Mason CJ and Wilson J delivered a joint judgment. They dissented on the outcome but not on the issue of bailment. They stated that, during the life of the willmaker, either the willmaker or the solicitors could bring “the bailment of the will to an end”[8]. Deane J made the identical point in these words:

“….. as a matter of joint contractual intention, the testatrix and the firm could, during the life of the testatrix, each bring the bailment to an end by reasonable notice to the other party: the testatrix could require that her will be handed to her; the firm could require that she remove her will from its custody”[9].

Brennan J considered that an understanding of the basis on which the solicitor held the will was essential to determining the duty owed by the solicitor to the executor of the deceased will maker. He commented:

“To determine whether a duty of disclosure arises out of these circumstances, it is helpful to recall the character of a solicitor’s custody of a client’s will.

A solicitor to whom a testator entrusts the custody is bound to deliver it to the testator at any time during his life – for the testator may wish to alter it – and the solicitor can claim no lien upon it[10]. Upon the death of the testator, the bailment is at an end”[11].

The general principles of bailment therefore apply to wills as they do to other goods and documents

                                                                                                                                             Darryl Browne[12]
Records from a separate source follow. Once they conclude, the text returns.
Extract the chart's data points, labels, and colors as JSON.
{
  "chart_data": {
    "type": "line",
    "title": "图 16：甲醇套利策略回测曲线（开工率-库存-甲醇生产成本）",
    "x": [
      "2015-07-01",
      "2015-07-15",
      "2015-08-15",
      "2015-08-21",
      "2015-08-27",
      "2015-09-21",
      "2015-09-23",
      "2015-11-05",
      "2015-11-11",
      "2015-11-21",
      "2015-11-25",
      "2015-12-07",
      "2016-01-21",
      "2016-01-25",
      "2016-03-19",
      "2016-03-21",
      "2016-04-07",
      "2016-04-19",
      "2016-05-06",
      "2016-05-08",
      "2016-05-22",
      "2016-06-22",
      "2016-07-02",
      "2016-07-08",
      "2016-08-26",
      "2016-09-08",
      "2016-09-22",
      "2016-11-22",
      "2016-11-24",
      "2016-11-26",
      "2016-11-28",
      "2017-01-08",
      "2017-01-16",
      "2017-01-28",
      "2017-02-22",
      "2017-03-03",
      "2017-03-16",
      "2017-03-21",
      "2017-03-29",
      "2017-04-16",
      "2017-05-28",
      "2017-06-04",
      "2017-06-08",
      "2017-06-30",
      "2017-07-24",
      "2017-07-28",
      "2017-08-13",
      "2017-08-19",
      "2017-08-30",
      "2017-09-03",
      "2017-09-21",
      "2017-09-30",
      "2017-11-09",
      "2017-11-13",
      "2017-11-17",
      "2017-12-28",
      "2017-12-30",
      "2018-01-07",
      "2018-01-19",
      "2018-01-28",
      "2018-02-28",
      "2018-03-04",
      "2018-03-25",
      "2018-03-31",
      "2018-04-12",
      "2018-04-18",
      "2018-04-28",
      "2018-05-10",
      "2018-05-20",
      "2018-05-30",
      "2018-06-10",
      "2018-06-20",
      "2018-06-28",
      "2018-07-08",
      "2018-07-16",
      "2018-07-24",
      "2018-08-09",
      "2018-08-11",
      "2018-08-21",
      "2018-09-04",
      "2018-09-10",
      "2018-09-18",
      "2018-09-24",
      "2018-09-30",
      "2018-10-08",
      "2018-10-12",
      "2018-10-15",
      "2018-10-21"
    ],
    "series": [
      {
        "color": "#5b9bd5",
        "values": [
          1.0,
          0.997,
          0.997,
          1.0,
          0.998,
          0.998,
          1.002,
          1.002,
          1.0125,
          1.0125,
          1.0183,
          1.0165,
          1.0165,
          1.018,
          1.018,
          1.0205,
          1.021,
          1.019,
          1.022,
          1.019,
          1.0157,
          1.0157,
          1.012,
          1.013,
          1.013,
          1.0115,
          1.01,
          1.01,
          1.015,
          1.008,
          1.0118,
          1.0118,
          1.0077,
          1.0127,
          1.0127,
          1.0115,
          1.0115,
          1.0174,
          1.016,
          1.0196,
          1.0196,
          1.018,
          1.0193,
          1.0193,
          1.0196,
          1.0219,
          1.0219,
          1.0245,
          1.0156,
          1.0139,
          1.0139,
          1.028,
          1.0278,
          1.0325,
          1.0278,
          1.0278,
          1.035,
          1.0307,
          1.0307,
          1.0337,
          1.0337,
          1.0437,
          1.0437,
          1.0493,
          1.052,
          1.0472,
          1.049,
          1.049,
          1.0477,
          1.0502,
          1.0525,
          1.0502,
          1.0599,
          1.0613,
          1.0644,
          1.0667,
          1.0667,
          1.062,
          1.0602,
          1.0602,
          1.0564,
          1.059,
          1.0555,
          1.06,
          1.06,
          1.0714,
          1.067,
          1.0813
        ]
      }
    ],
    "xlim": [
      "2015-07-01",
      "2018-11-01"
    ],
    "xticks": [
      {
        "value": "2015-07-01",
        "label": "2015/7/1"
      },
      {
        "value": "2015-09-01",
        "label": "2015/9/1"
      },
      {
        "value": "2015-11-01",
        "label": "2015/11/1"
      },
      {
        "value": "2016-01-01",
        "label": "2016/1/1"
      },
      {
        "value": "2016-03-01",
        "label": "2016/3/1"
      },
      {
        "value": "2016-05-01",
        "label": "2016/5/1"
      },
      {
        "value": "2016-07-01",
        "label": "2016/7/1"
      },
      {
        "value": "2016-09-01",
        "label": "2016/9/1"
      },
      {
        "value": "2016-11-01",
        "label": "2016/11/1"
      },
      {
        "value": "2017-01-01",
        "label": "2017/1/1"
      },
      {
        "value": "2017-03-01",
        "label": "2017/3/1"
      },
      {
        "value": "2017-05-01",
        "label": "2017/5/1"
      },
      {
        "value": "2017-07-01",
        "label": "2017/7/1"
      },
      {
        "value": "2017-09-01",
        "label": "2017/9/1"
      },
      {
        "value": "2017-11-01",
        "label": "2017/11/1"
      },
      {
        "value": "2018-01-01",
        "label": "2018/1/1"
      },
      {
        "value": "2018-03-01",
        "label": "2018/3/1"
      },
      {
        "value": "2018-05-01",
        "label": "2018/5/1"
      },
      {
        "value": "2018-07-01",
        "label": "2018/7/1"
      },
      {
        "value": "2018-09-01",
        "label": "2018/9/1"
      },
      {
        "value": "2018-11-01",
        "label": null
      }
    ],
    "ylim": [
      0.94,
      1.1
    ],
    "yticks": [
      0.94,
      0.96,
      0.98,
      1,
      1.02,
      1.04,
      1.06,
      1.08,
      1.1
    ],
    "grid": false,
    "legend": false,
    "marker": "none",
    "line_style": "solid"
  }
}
[1] Armory v Delamirie (1722) 1 Stra 505; [1722] EWHC KB J94; 93 ER 664.

[2] In this setting, goods includes land: Allen v Roughley [1955] HCA 62; 94 CLR 98,130.

[3] Fistar v Riverwood Legion and Community Club Ltd [2016] NSWCA 81, [37], [89].

[4] In his Foreword to Palmer on Bailment, 3d Ed, Lord Tom Bingham wrote that bailment “is a body of law of which even the informed public are largely unaware and of which many professional lawyers are ignorant”.

[5] Lord Bingham of Cornhill wrote that “almost any generalisation made about the law of bailment….. is likely to be wrong. It may only be said, quite simply, that a bailment comes into being whenever one person is knowingly and willingly in possession of goods that belong to another”: Foreword, Palmer on Bailment, 3d Ed. Professor Norman Palmer states “The essence of bailment is possession”: Preface, Palmer on Bailment, 3d Ed.

[6] This is a “right to retain possession of goods of another until his claims are satisfied”. Hewitt –v- Court [1983] HCA 7, (1982) 149 CLR 639, 635.

[7] For instance, these exist for common carriers and inn keepers.

[8] (1998) 164 CLR 539, [1998] HCA 15, [4].

[9] Ibid at [17].

[10] Ibid at [6] citing Balch v Symes (1823) Turn & R 87, at p 92 [1823] EngR 362; (37 ER 1028, 1030).

[11] Ibid at [5] – [6]. The fifth member of the Court, Gaudron J, did not consider the nature of the solicitor’s custodianship of the will.

[12] Darryl Browne is the principal of BROWNE. Linkenbagh Legal Services. He is an Accredited Specialist in Wills and Estates. He is the Chair of the Law Society’s Ethics Committee. He has been a member (2010- 2014, 2016), Chair (2014) and Deputy Chair (2016) of the Elder Law and Succession Committee. He is a Councillor of the Law Society, a member of the Specialist Accreditation Board and the Society’s Future Committee and the Nominations Committee, the Working Group on Future Prospects for Young Graduates and the Working Group on Elder Abuse. He is a member of the Law Council of Australia’s Elder Law and Succession Committee and its Working Group on Elder Abuse. He is a member of the Legal Aid Commission Board and the University of Sydney’s Law Extension Committee. He writes bi-monthly Case Notes on wills and estates for LSJ and occasional other articles for that and other journals. He facilitates the Law Society’s online Wills and Probate Procedures for Solicitors. He designed and presents the Masterclass on Powers of Attorney. He is a member of STEP and SMSF Association. The opinions expressed in this paper are his own.